There are also some disparaging remarks about Native Americans which really- and I mean really- pissed me off. As far as this manic lunatic is concerned she judges all peoples and all cultures with her same small insignificant white-minded measuring stick. For all her big supposedly "I'm more enlightened than you" open minded talk I found her close minded and ignorant. She bad mouthed an Indian woman for seeing herself as "Native American" because she saw herself as being born first into a tribe. Curtiss seems to imply (and if she didn't mean it this way then you can chalk up another to murky "what the hell is this woman saying") that the woman was using "Native American" and her "Tribe" as a "Dangerous" sub-culture that is part of what Curtiss believes is the "Culture Dump" that is ruining our culture. She feels this segregation displayed by Native Americans is bad and they should identify first as Americans. Last time I checked they were part of their Tribe- first- 1000s of years before the white man put them on reservations and tried to kill them off so they could get their land. Oh God this lady pisses me off! I need to stop here. I could go on, but then I'll be as bad as Curtiss and just start repeating myself.
This book was not amazing in any literary way, but A.B. (I believe her name is Ann) embarrassed me out of depression. Her examples of her own hysterics made me realize how obnoxious my own behavior was. Of course, going into this book I wanted to be off medication, so her story fueled the fire for me. She illustrated to me just how much I allowed the depression to rule over my life, or even more, how I used depression as an excuse not to get my act together. If you are currently suffering from depression, be prepared to be insulted. And then get over it.

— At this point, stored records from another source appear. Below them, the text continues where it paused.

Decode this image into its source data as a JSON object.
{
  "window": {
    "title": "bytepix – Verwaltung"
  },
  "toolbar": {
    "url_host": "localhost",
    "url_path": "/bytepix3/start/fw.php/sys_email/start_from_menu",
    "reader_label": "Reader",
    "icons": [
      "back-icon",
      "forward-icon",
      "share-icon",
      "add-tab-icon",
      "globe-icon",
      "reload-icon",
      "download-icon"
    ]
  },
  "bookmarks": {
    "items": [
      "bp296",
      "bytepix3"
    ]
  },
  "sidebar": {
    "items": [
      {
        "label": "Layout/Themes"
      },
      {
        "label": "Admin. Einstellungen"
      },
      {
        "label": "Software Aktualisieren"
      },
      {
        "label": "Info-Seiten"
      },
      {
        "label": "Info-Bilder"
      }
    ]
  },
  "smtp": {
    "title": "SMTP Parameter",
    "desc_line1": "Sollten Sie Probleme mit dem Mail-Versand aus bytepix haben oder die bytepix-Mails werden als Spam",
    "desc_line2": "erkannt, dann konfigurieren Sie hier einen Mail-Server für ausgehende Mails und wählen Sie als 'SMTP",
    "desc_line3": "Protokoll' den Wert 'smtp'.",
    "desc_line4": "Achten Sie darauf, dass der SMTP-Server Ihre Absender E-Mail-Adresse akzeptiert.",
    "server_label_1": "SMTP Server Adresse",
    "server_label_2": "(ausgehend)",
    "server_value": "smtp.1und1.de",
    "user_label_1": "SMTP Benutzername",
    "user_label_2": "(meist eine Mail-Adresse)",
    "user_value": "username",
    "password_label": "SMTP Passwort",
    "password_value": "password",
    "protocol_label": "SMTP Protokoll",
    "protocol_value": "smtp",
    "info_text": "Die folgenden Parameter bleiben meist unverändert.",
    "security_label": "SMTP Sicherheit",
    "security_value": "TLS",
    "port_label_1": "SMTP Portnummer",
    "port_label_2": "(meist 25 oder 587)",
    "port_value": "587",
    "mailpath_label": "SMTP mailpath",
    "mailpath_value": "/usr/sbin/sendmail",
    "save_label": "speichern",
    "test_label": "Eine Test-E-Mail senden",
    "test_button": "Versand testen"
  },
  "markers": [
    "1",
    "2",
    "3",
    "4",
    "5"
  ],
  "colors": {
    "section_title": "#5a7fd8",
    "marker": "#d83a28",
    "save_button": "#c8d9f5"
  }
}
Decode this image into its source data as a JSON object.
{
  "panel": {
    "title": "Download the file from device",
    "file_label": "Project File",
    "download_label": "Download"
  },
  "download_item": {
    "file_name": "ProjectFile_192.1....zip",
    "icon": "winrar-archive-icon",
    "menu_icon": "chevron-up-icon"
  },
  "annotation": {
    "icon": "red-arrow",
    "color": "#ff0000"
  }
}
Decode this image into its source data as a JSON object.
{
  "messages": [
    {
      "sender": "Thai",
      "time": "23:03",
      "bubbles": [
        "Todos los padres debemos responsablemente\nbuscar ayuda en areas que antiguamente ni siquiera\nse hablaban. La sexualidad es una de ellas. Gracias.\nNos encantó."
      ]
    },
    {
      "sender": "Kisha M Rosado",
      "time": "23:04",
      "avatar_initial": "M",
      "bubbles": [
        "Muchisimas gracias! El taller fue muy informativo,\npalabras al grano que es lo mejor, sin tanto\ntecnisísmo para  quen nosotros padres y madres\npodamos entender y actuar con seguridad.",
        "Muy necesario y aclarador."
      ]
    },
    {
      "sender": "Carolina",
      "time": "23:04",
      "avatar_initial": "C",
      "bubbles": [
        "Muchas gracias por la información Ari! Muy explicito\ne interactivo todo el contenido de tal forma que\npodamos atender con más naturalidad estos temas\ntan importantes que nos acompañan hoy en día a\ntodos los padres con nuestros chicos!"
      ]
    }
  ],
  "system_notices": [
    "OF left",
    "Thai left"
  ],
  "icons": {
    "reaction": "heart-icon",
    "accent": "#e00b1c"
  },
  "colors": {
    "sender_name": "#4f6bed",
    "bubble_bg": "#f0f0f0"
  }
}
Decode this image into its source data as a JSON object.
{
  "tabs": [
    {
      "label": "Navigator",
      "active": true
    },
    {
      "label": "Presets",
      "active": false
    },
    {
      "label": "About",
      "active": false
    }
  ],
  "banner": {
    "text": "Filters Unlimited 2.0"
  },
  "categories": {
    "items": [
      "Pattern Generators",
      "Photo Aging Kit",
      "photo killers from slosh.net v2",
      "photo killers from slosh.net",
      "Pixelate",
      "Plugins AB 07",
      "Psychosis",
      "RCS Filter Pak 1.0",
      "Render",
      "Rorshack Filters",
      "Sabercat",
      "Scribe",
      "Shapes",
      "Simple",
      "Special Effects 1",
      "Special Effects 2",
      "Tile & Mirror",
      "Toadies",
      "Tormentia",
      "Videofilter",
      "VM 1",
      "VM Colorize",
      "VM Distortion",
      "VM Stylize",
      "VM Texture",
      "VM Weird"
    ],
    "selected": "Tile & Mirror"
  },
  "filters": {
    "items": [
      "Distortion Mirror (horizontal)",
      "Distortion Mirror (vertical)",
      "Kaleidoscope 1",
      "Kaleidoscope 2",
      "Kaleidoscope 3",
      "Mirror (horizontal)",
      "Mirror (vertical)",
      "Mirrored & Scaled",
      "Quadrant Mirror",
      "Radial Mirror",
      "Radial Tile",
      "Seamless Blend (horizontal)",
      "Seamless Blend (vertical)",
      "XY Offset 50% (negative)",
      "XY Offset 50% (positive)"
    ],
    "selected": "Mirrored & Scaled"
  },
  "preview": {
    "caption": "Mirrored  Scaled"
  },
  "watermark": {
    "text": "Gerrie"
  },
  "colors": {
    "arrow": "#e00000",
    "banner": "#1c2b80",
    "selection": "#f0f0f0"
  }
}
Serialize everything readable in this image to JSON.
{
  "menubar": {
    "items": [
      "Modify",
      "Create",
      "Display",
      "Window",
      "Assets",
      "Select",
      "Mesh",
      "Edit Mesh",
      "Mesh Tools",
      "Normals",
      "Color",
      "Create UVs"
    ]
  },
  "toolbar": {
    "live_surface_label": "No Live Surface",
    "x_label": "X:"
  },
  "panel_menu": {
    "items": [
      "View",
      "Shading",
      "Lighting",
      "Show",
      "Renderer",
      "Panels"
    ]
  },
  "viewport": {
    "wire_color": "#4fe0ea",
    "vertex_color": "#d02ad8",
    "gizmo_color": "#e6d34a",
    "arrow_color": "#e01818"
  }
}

I thought this book was good but dragged on a bit. Some very good points and it helped me! I thought it was very inspiring and helpful and could be useful to assist someone who is feeling depressed to try and take control of their situation. Only gave it a 3 star though because it could have been more concise and too the point instead it was repetitive.
As a man thinketh, so is he -James Allen This book makes a convincing claim for the case of engaging our minds and choosing to be happy and not giving into the 'primal mind.' I found it to be an easy read and interesting insight into the life of a manic depressed person (as the author was). It's an easy read and worth picking up, if the topic is of interest to you.
So full of experiential, cultural, historical, and scientific understandings that clarify a values based approach through directing thinking away from depressing.